Sunday, March 29, 2009

Links & Reviews

- Sign of the times watch: Virginia Tech said this week it would be cutting $900,000 worth of journal subscriptions for the 2009-10 year ($500,000 to make budget cuts, and $400,000 to meet cost increases). The dean of university libraries is asking for input from VTech professors and researchers about which titles are most important to them in their work. In other academic library news, Emory University's libraries have cut $200,000 this fiscal year by not filling vacant positions and not hiring for other open jobs. Other measures may be put in place shortly.

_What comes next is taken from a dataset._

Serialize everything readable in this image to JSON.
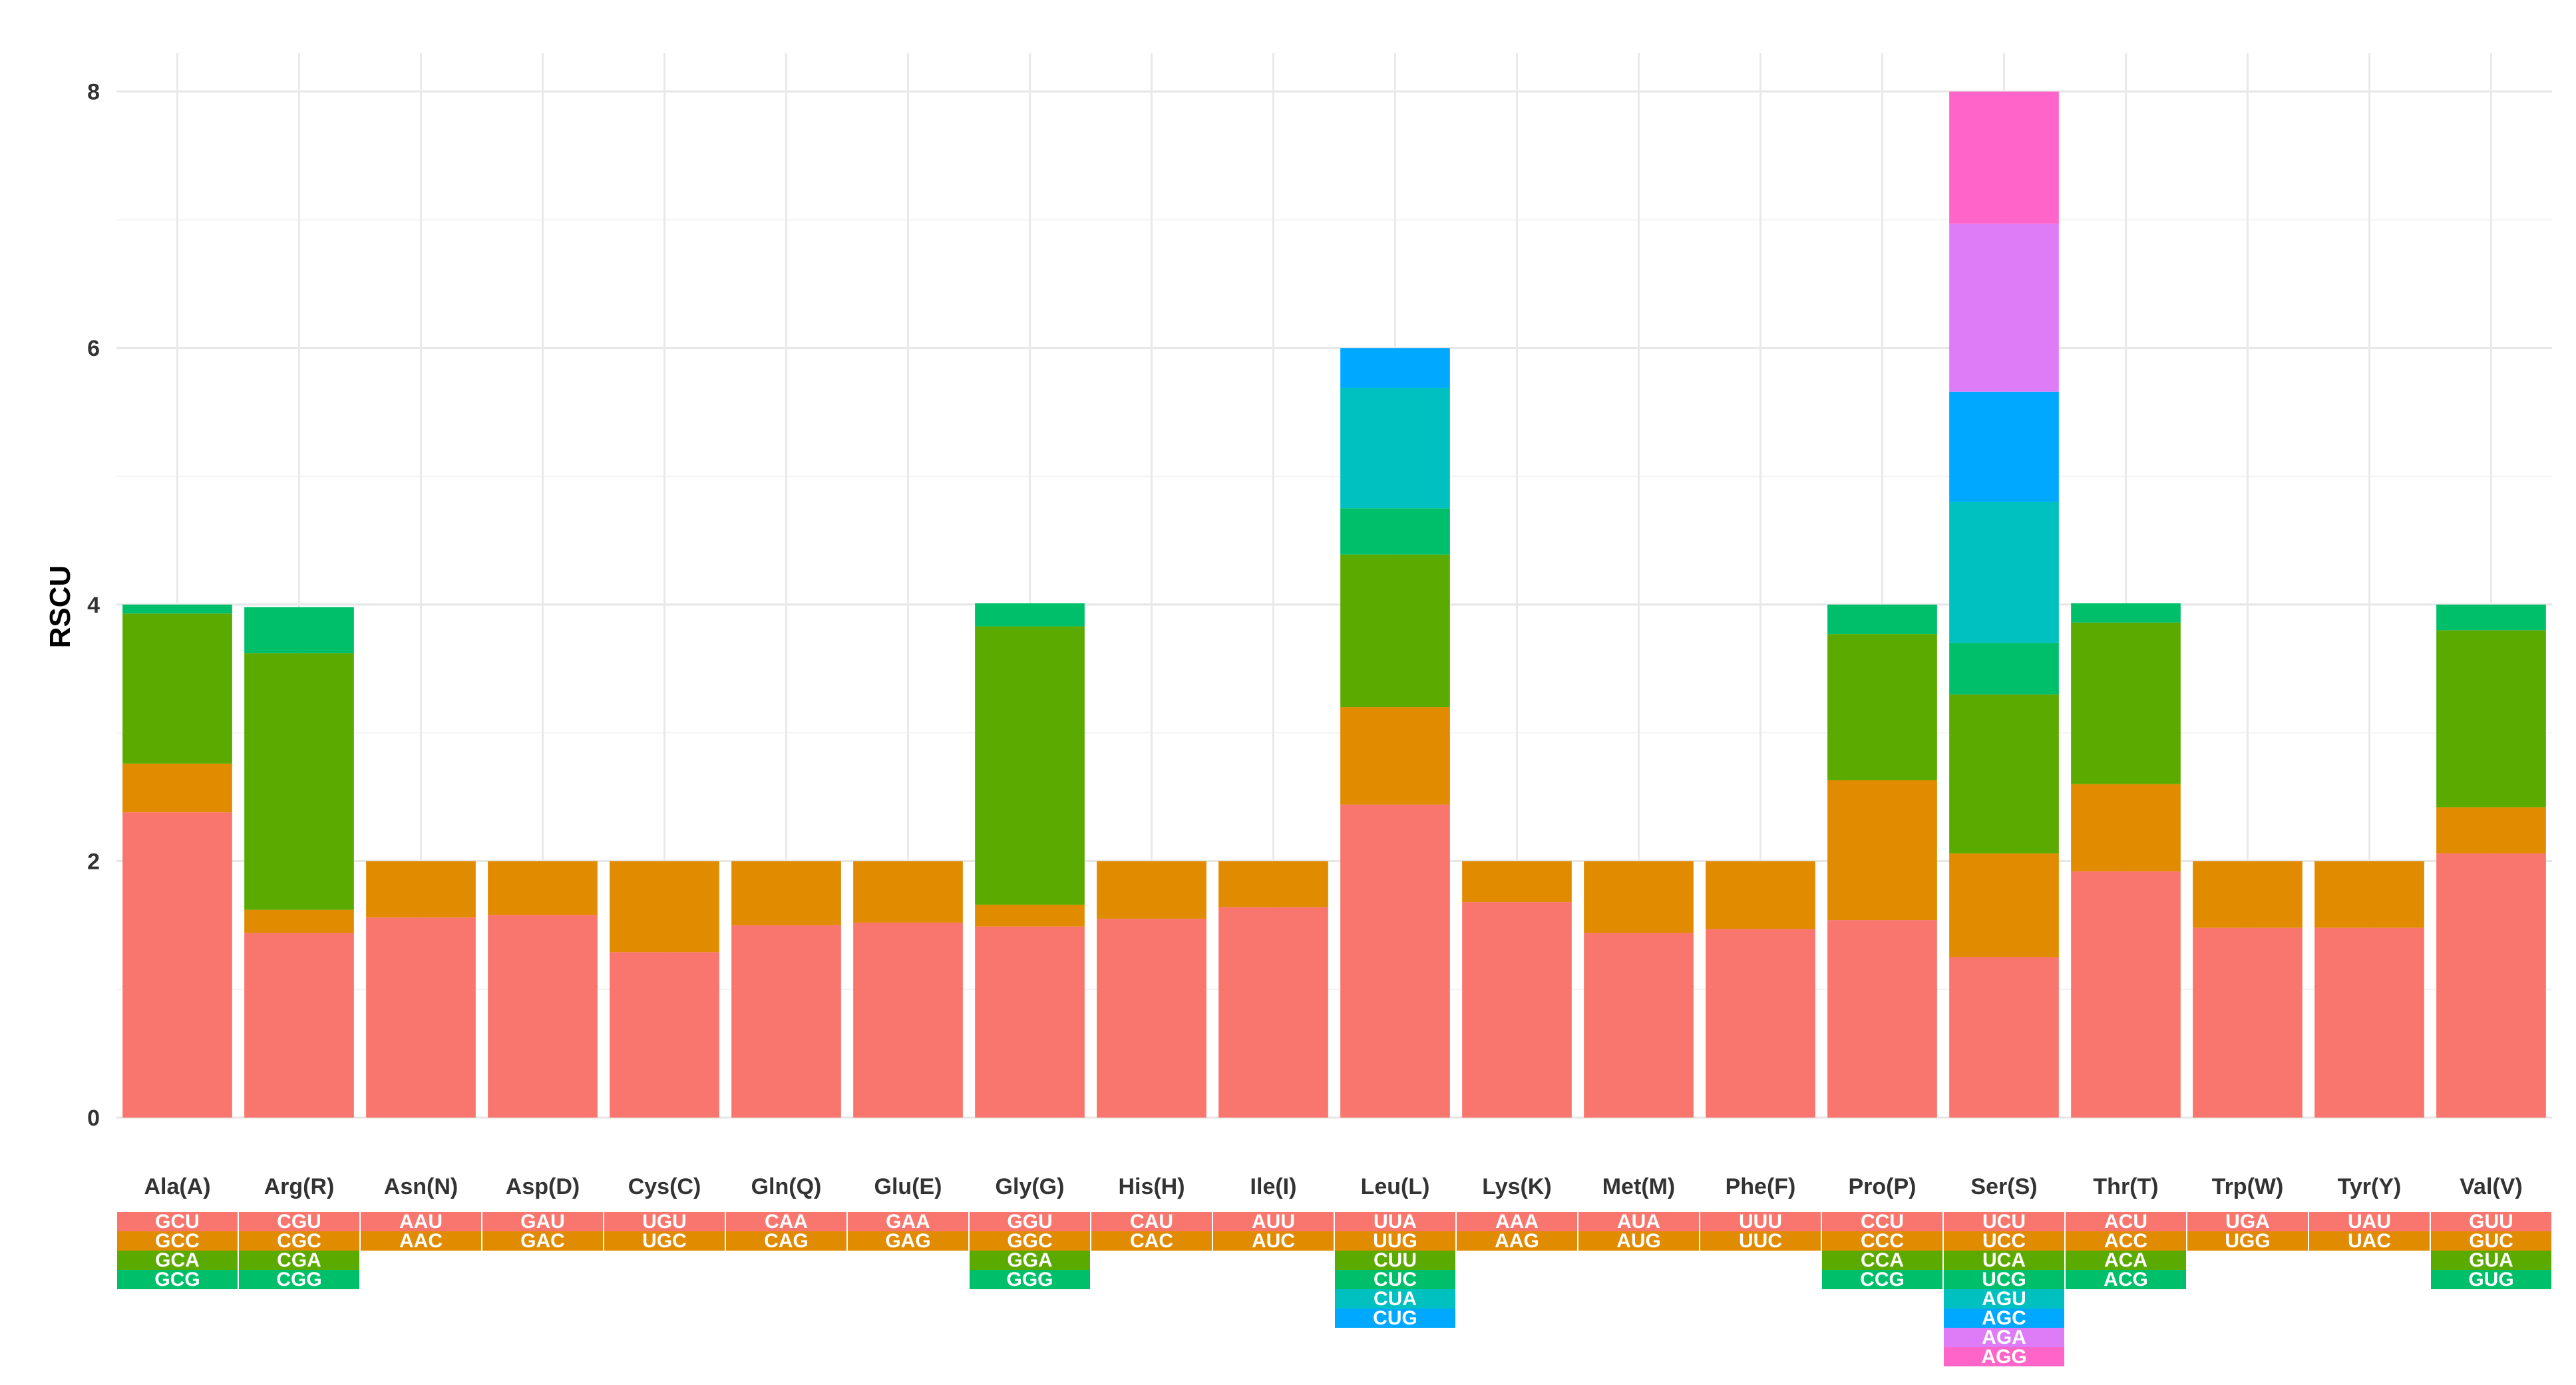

- Much of Rolland Comstock's collection has now been acquired by Dick Rofritch of The Woodlands, TX, who opened a bookstore (Good Books in the Woods) to sell the books. The Houston Chronicle has the story of how Rofritch came to own the collection and get started with bookselling.

- Rare Book Review notes that the "Library of the Religious Society of Friends has completed the cataloguing of all its Pre-1801 printed materials, with an additional 7,400 Quaker titles now available for research purposes." The catalog is here. I tested it on on some very rare Thomas Maule titles I knew were supposed to be in the library, and there they were.

- Nick Basbanes has a piece on booking along Maine's Route 1. He's right, Maine's a wonderfully-bookish place.

- In the TLS, Thomas Keymer examines the first American edition of Samuel Johnson's Rasselas; the essay is taken from his introduction to the forthcoming Oxford World's Classics edition of the work.

- Staff for the National Trust for Scotland have found a copy of A Select Collection of Original Scottish Airs, co-edited by Robert Burns, which Burns signed and presented to a Miss Graham, the daughter of his boss. The book will be displayed in a new Burns museum in the near future.

- An utterly amazing (and disturbing) look at "essay mills" was published in the 20 March Chronicle of Higher Ed. Highly recommended. [h/t Literary Fraud & Folly]

- Laura's off on what sounds like a fantastic trip to Germany and Egypt - I know I'm looking forward to pictures and tales!

- Caleb Crain has an essay in the NYT book review about the hilarious 1857 book The Physiology of New York Boarding-Houses, available in a new reprint from Rutgers University Press or in facsmile from Cornell University Press (or digitally via the Internet Archive or Google Books).

- Literary agent Lynn Chu argues in the WSJ that the Google Books settlement is a very bad deal for authors [h/t LISNews]

- The NYT covered the results of the Bookseller/Diagram Oddest Book Title contest, the winner this year being The 2009-2014 World Outlook for 60-Milligram Containers of Fromage Frais (Baboon Metaphysics took second place). The beauty of the Times piece is the quotes from the runner-up authors and past winners, which are very enjoyable. More from Alison Flood at the Guardian, who points out that the author of the winning book is a professor of management science at French business school Insead who says he has "published" more than 200,000 titles (print-on-demand econometrics reports, basically).

Reviews

- In the WSJ, Mark Teaford reviews Ruth Richardson's The Making of Mr. Gray's Anatomy.

- Richard Cox reviews John Ridener's From Polders to Postmodernism: A Concise History of Archival Theory, which is high on my "to read" list as well.

- At Book Patrol, Charles Seluzicki reviews Leanne Sharpton's novel-as-auction-catalog.